Ya conté cómo fue vivir una nochevieja en el país del sol naciente y algunas de las cosas que me enamoran de la capital nipona, así que este tercer post sobre Japón va dedicado a diez de las curiosidades que me han hecho tilín en esta última visita.

Hola, me llamo Diana y soy nekojita*. ¿Y eso qué quiere decir? Que tengo la lengua como un gatete. Y no, no es que sea la nueva encarnación de Bocaseca man, solo es que, al igual que los felinos, cuyas lenguas son muy sensibles a la temperaturas extremas, cualquier tipo de comida o bebida caliente hace estragos en mis papilas gustativas. Si eres de los que soplan antes de llevarse cualquier bocado a la boca o tienes que esperar un ratito a que se templen las ricas viandas que vas a consumir, bienvenido: también eres un nekojita. Por lo que parece, la mayoría de los japoneses tienen lengua de acero, así que no es demasiado común pertenecer a esta catalogación en el país del sol naciente (y cuando se den cuenta de que tú lo eres, te lo harán saber en plan de cachondeo).
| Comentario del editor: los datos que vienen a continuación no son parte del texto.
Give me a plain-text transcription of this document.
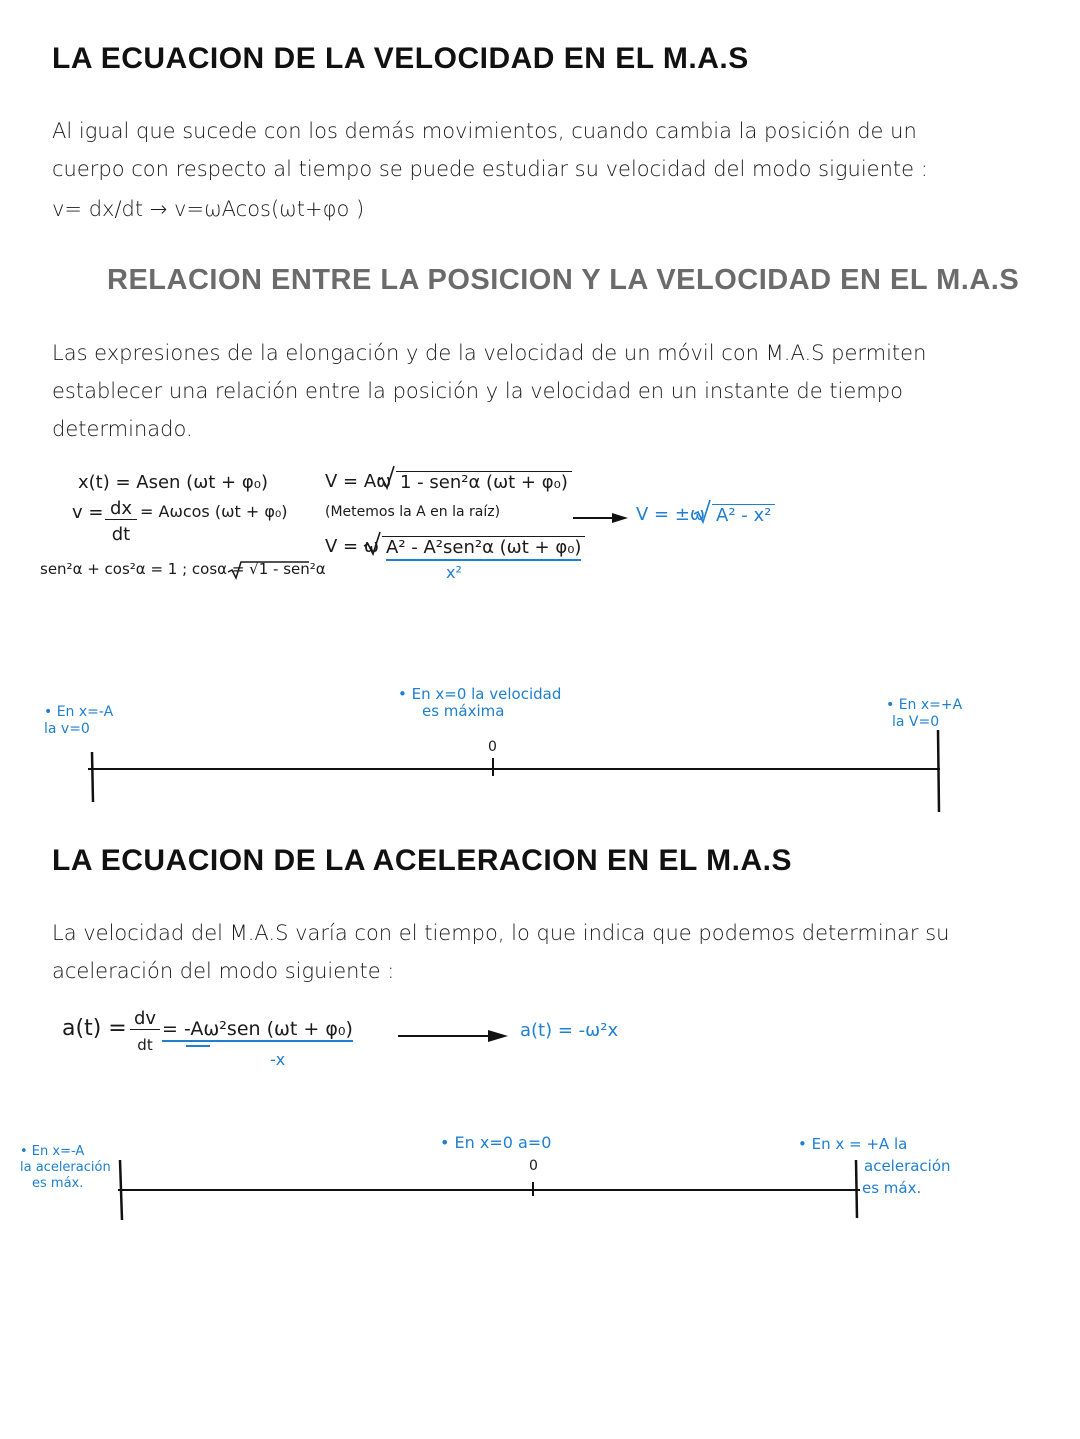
LA ECUACION DE LA VELOCIDAD EN EL M.A.S
Al igual que sucede con los demás movimientos, cuando cambia la posición de un
cuerpo con respecto al tiempo se puede estudiar su velocidad del modo siguiente :
v= dx/dt → v=ωAcos(ωt+φo )
RELACION ENTRE LA POSICION Y LA VELOCIDAD EN EL M.A.S
Las expresiones de la elongación y de la velocidad de un móvil con M.A.S permiten
establecer una relación entre la posición y la velocidad en un instante de tiempo
determinado.
x(t) = Asen (ωt + φ₀)
v = dx
dt
= Aωcos (ωt + φ₀)
sen²α + cos²α = 1 ; cosα = √1 - sen²α
V = Aω 1 - sen²α (ωt + φ₀)
(Metemos la A en la raíz)
V = ω A² - A²sen²α (ωt + φ₀)
x²
V = ±ω A² - x²
• En x=-A
la v=0
• En x=0 la velocidad
es máxima	• En x=+A
la V=0
0
LA ECUACION DE LA ACELERACION EN EL M.A.S
La velocidad del M.A.S varía con el tiempo, lo que indica que podemos determinar su
aceleración del modo siguiente :
a(t) = dv
dt
= -Aω²sen (ωt + φ₀)
-x
a(t) = -ω²x
• En x=-A
la aceleración
es máx.
• En x=0 a=0
0
• En x = +A la
aceleración
es máx.
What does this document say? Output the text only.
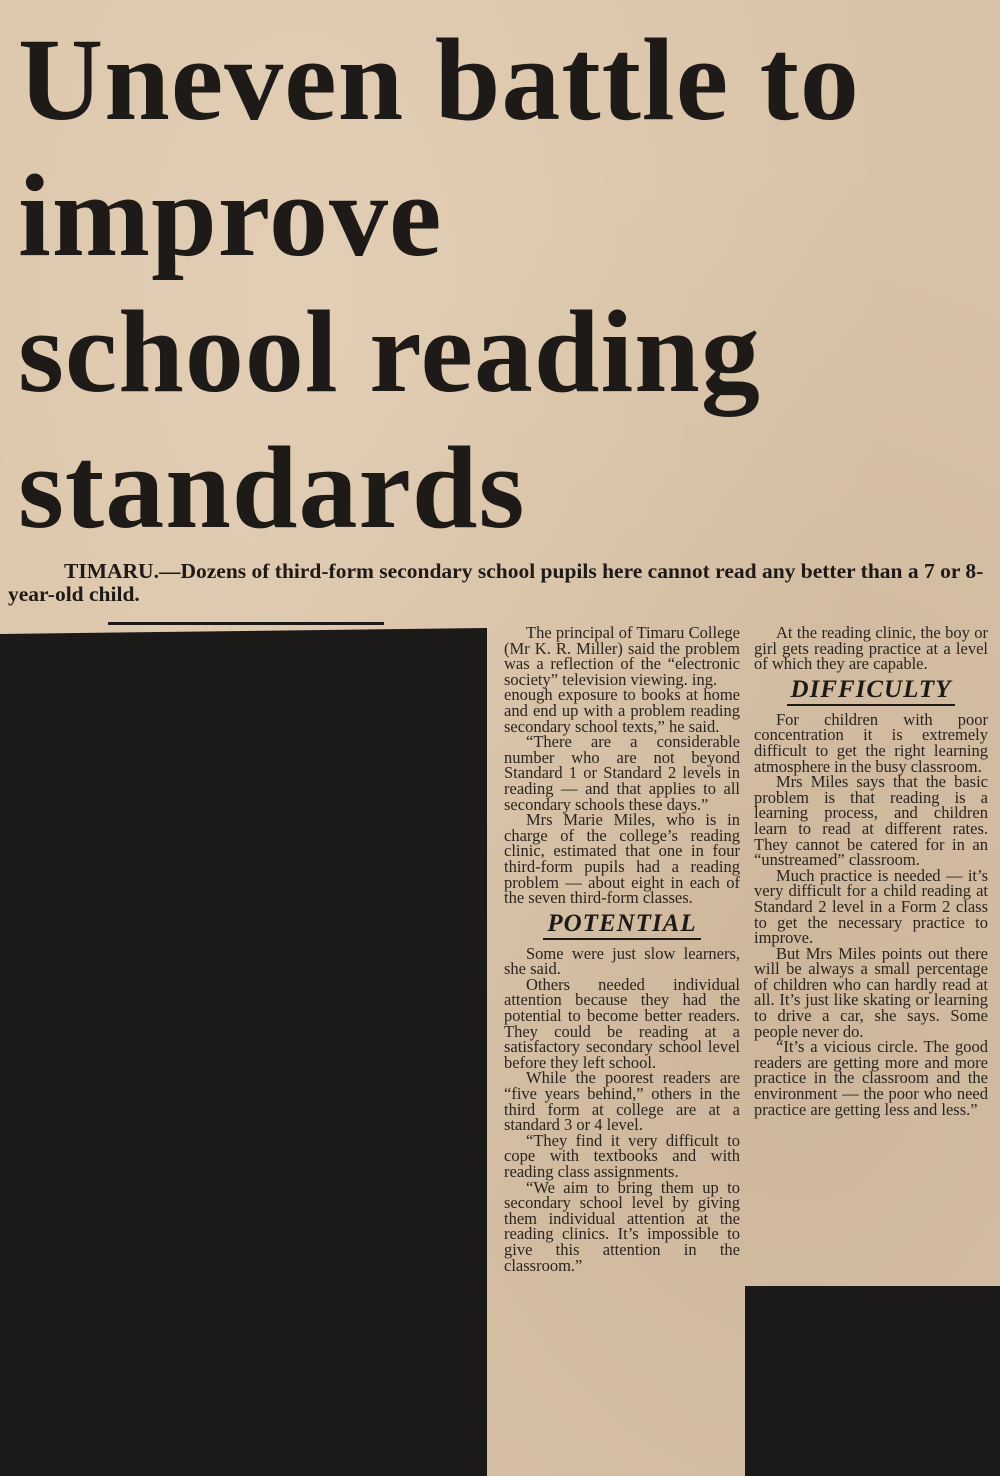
Uneven battle to
improve
school reading
standards

TIMARU.—Dozens of third-form secondary school pupils here cannot read any better than a 7 or 8-year-old child.

The principal of Timaru College (Mr K. R. Miller) said the problem was a reflection of the “electronic society” television viewing. ing.

enough exposure to books at home and end up with a problem reading secondary school texts,” he said.

“There are a considerable number who are not beyond Standard 1 or Standard 2 levels in reading — and that applies to all secondary schools these days.”

Mrs Marie Miles, who is in charge of the college’s reading clinic, estimated that one in four third-form pupils had a reading problem — about eight in each of the seven third-form classes.

POTENTIAL

Some were just slow learners, she said.

Others needed individual attention because they had the potential to become better readers. They could be reading at a satisfactory secondary school level before they left school.

While the poorest readers are “five years behind,” others in the third form at college are at a standard 3 or 4 level.

“They find it very difficult to cope with textbooks and with reading class assignments.

“We aim to bring them up to secondary school level by giving them individual attention at the reading clinics. It’s impossible to give this attention in the classroom.”

At the reading clinic, the boy or girl gets reading practice at a level of which they are capable.

DIFFICULTY

For children with poor concentration it is extremely difficult to get the right learning atmosphere in the busy classroom.

Mrs Miles says that the basic problem is that reading is a learning process, and children learn to read at different rates. They cannot be catered for in an “unstreamed” classroom.

Much practice is needed — it’s very difficult for a child reading at Standard 2 level in a Form 2 class to get the necessary practice to improve.

But Mrs Miles points out there will be always a small percentage of children who can hardly read at all. It’s just like skating or learning to drive a car, she says. Some people never do.

“It’s a vicious circle. The good readers are getting more and more practice in the classroom and the environment — the poor who need practice are getting less and less.”
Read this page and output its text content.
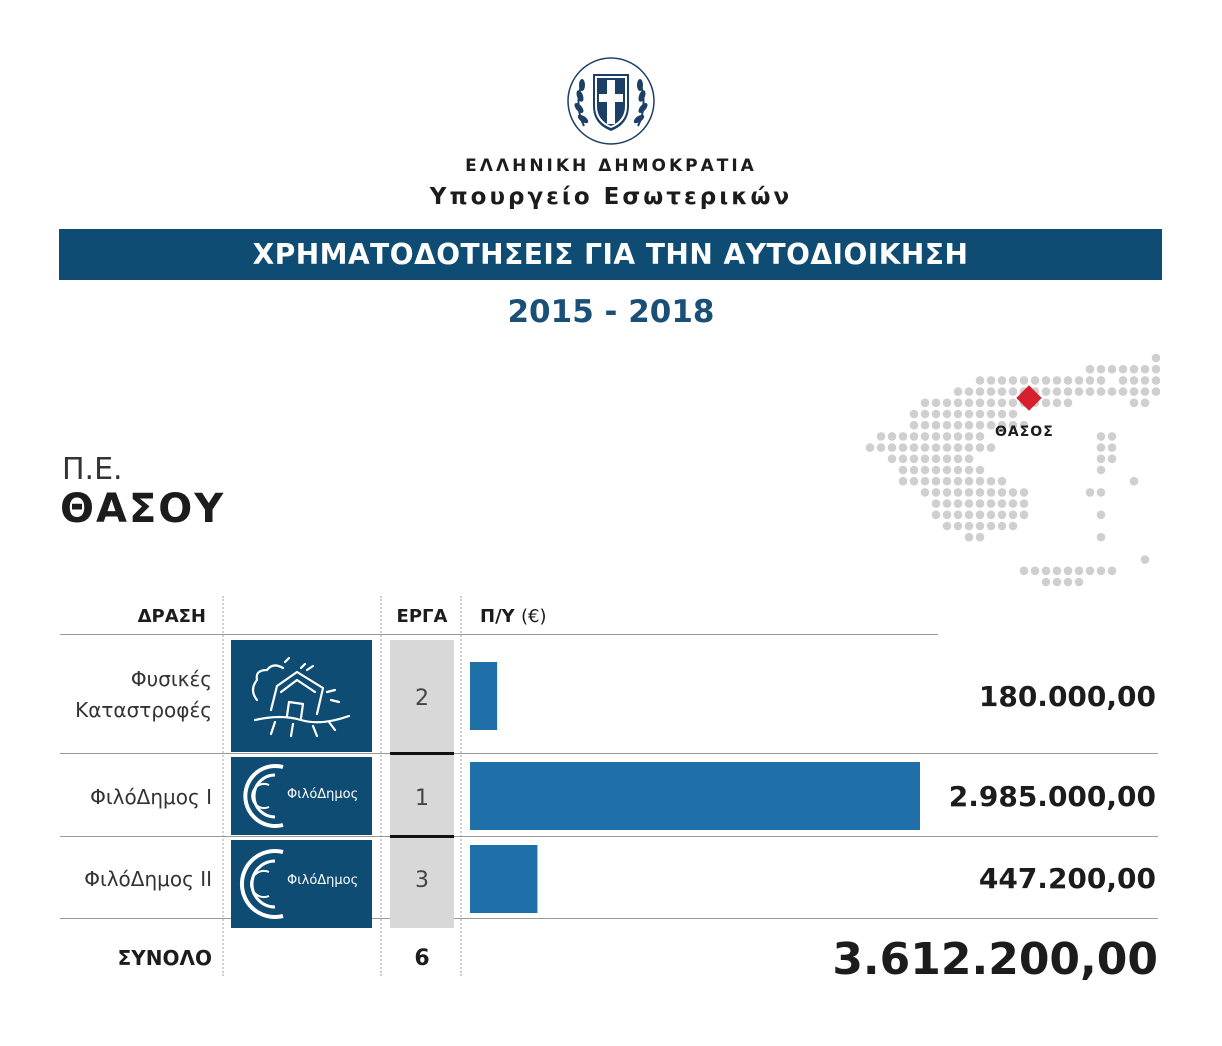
ΕΛΛΗΝΙΚΗ ΔΗΜΟΚΡΑΤΙΑ
Υπουργείο Εσωτερικών
ΧΡΗΜΑΤΟΔΟΤΗΣΕΙΣ ΓΙΑ ΤΗΝ ΑΥΤΟΔΙΟΙΚΗΣΗ
2015 - 2018
Π.Ε.
ΘΑΣΟΥ
ΘΑΣΟΣ
ΔΡΑΣΗ	ΕΡΓΑ	Π/Υ (€)
Φυσικές
Καταστροφές	2	180.000,00
ΦιλόΔημος Ι	ΦιλόΔημος	1	2.985.000,00
ΦιλόΔημος ΙΙ	ΦιλόΔημος	3	447.200,00
ΣΥΝΟΛΟ	6	3.612.200,00
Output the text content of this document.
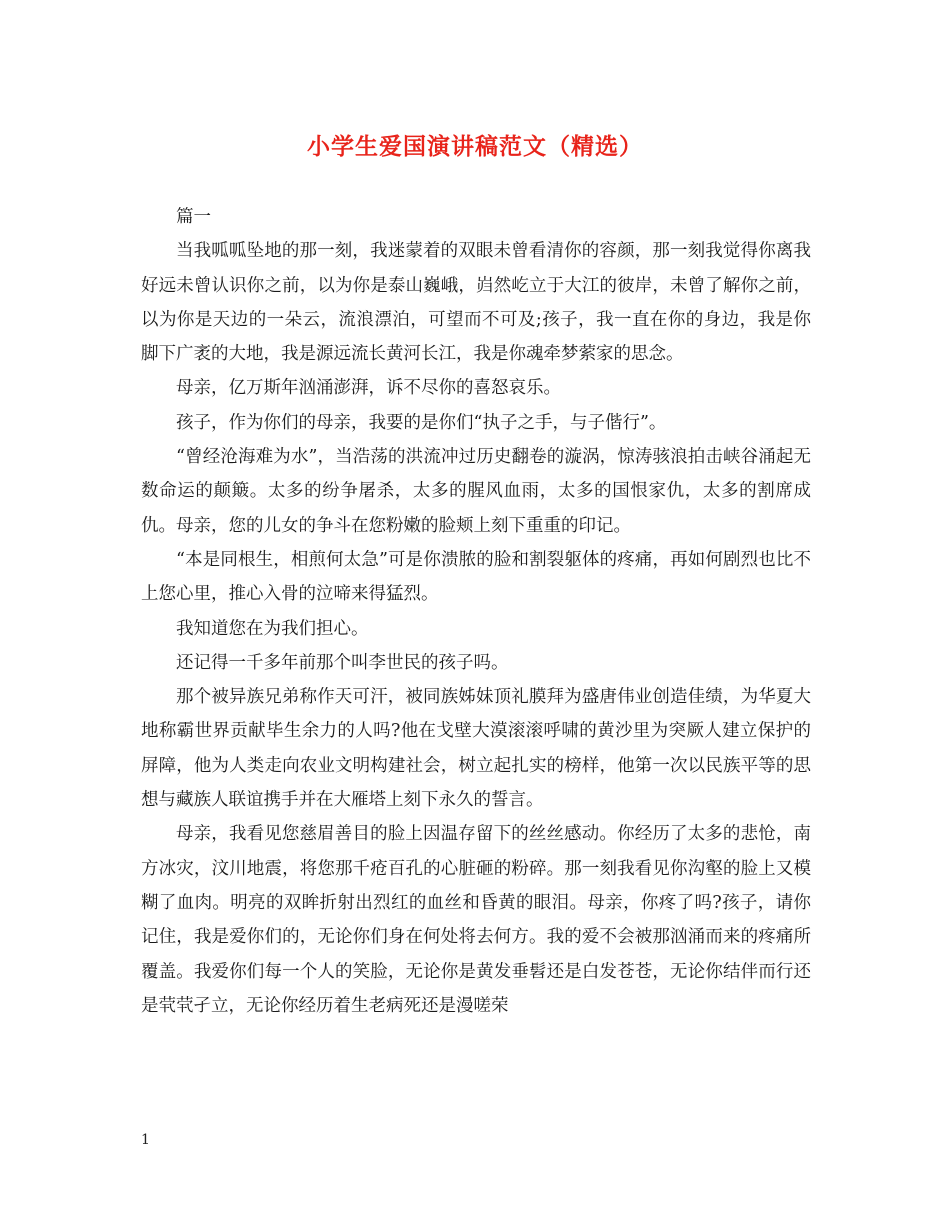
小学生爱国演讲稿范文（精选）

篇一

当我呱呱坠地的那一刻，我迷蒙着的双眼未曾看清你的容颜，那一刻我觉得你离我好远未曾认识你之前，以为你是泰山巍峨，岿然屹立于大江的彼岸，未曾了解你之前，以为你是天边的一朵云，流浪漂泊，可望而不可及;孩子，我一直在你的身边，我是你脚下广袤的大地，我是源远流长黄河长江，我是你魂牵梦萦家的思念。

母亲，亿万斯年汹涌澎湃，诉不尽你的喜怒哀乐。

孩子，作为你们的母亲，我要的是你们“执子之手，与子偕行”。

“曾经沧海难为水”，当浩荡的洪流冲过历史翻卷的漩涡，惊涛骇浪拍击峡谷涌起无数命运的颠簸。太多的纷争屠杀，太多的腥风血雨，太多的国恨家仇，太多的割席成仇。母亲，您的儿女的争斗在您粉嫩的脸颊上刻下重重的印记。

“本是同根生，相煎何太急”可是你溃脓的脸和割裂躯体的疼痛，再如何剧烈也比不上您心里，推心入骨的泣啼来得猛烈。

我知道您在为我们担心。

还记得一千多年前那个叫李世民的孩子吗。

那个被异族兄弟称作天可汗，被同族姊妹顶礼膜拜为盛唐伟业创造佳绩，为华夏大地称霸世界贡献毕生余力的人吗?他在戈壁大漠滚滚呼啸的黄沙里为突厥人建立保护的屏障，他为人类走向农业文明构建社会，树立起扎实的榜样，他第一次以民族平等的思想与藏族人联谊携手并在大雁塔上刻下永久的誓言。

母亲，我看见您慈眉善目的脸上因温存留下的丝丝感动。你经历了太多的悲怆，南方冰灾，汶川地震，将您那千疮百孔的心脏砸的粉碎。那一刻我看见你沟壑的脸上又模糊了血肉。明亮的双眸折射出烈红的血丝和昏黄的眼泪。母亲，你疼了吗?孩子，请你记住，我是爱你们的，无论你们身在何处将去何方。我的爱不会被那汹涌而来的疼痛所覆盖。我爱你们每一个人的笑脸，无论你是黄发垂髫还是白发苍苍，无论你结伴而行还是茕茕孑立，无论你经历着生老病死还是漫嗟荣

1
No sin mi paraguas. Si la predicción del tiempo dice que va a llover, llévate un paraguas porelamordedior, porque VA A LLOVER TODO EL DÍA y te vas a calar como una sopa. La intermitencia en las precipitaciones en primavera no parece existir. Doy fe: el día que tenía para trastear por Harajuku y Shibuya me olvidé el paraguas en casa de mi amiga Mika y la ligera y constante lluvia unida a la falta de cornisas a lo largo del camino acabó convirtiéndome en una occidental pasada por agua. Debía de dar bastante penita, ya que al entrar en un Starbucks a calentarme un poquito, la muchacha que me atendió dibujó un paraguas sonriente (y muy cuqui) en mi vaso.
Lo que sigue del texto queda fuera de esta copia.